6 An “eligible issuer” is defined in Section 2 of the Act as “(A) any insured depository institution (as defined in section 3 of the Federal Deposit Insurance Act) and any subsidiary of any such institution; (B) any bank holding company (as defined in section 2 of the Bank Holding Company Act of 1956) or any savings and loan holding company (as defined in section 10 of the Home Owners’ Loan Act); and (C) any issuing entity that is sponsored by or more eligible issuers for the sole purpose of issuing covered bonds on a pooled basis.”
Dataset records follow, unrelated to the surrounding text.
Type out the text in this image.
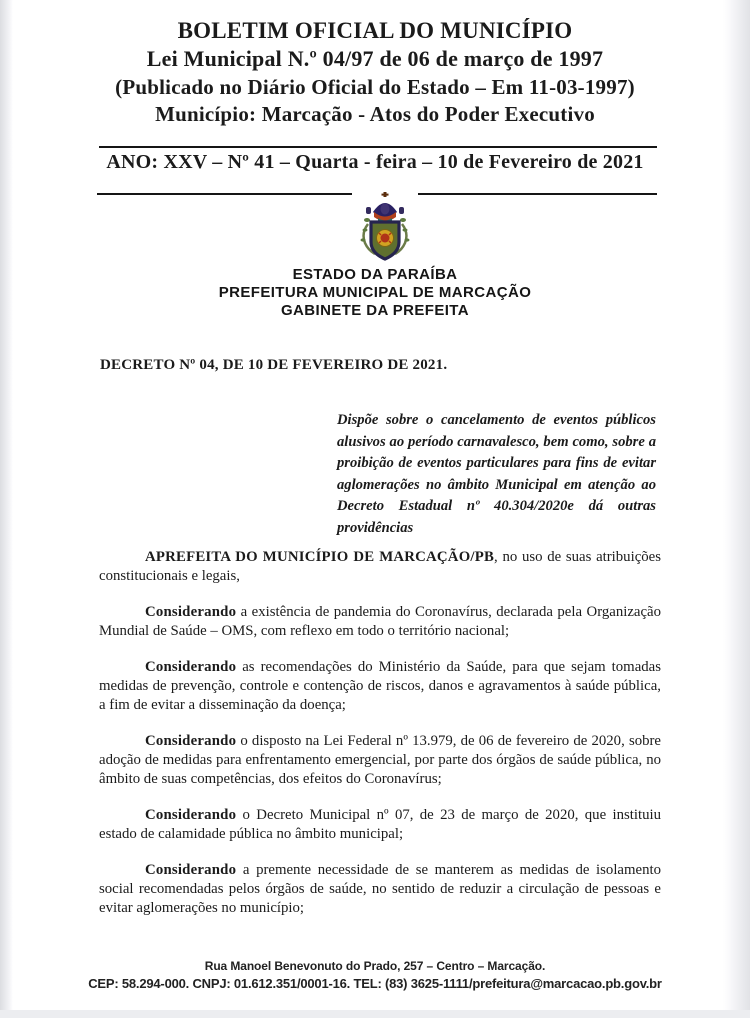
BOLETIM OFICIAL DO MUNICÍPIO
Lei Municipal N.º 04/97 de 06 de março de 1997
(Publicado no Diário Oficial do Estado – Em 11-03-1997)
Município: Marcação - Atos do Poder Executivo
ANO: XXV – Nº 41 – Quarta - feira – 10 de Fevereiro de 2021
ESTADO DA PARAÍBA
PREFEITURA MUNICIPAL DE MARCAÇÃO
GABINETE DA PREFEITA
DECRETO Nº 04, DE 10 DE FEVEREIRO DE 2021.
Dispõe sobre o cancelamento de eventos públicos alusivos ao período carnavalesco, bem como, sobre a proibição de eventos particulares para fins de evitar aglomerações no âmbito Municipal em atenção ao Decreto Estadual nº 40.304/2020e dá outras providências

APREFEITA DO MUNICÍPIO DE MARCAÇÃO/PB, no uso de suas atribuições constitucionais e legais,

Considerando a existência de pandemia do Coronavírus, declarada pela Organização Mundial de Saúde – OMS, com reflexo em todo o território nacional;

Considerando as recomendações do Ministério da Saúde, para que sejam tomadas medidas de prevenção, controle e contenção de riscos, danos e agravamentos à saúde pública, a fim de evitar a disseminação da doença;

Considerando o disposto na Lei Federal nº 13.979, de 06 de fevereiro de 2020, sobre adoção de medidas para enfrentamento emergencial, por parte dos órgãos de saúde pública, no âmbito de suas competências, dos efeitos do Coronavírus;

Considerando o Decreto Municipal nº 07, de 23 de março de 2020, que instituiu estado de calamidade pública no âmbito municipal;

Considerando a premente necessidade de se manterem as medidas de isolamento social recomendadas pelos órgãos de saúde, no sentido de reduzir a circulação de pessoas e evitar aglomerações no município;

Rua Manoel Benevonuto do Prado, 257 – Centro – Marcação.
CEP: 58.294-000. CNPJ: 01.612.351/0001-16. TEL: (83) 3625-1111/prefeitura@marcacao.pb.gov.br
7 See the definition of “Covered Bond” in Section 2 of the Act.
8 For a further description of eligible assets, see the applicable definitions in Section 2 of the Act.
9 See Sections 3(b)(1) and 3(b)(2) of the Act.
10 See Section 4(a)(2) of the Act.
11 See Section 4(b)(4) of the Act.
12 Note, however, that the Act only amends a SMMEA provision that would authorize entities governed by federal or state law to purchase, hold or invest in covered bonds to the same extent that they may purchase, hold or invest in securities issued or guaranteed as to principal and interest by the United States or any agency or instrumentality thereof. As presently drafted, the Act would not amend the SMMEA provision whereby the registration requirements of state “Blue Sky” laws are preempted by deeming certain securities equivalent to obligations issued or guaranteed as to principal and interest by the US or any agency or instrumentality thereof. Absent that amendment, covered bonds would be subject to registration under applicable Blue Sky laws, unless otherwise exempt.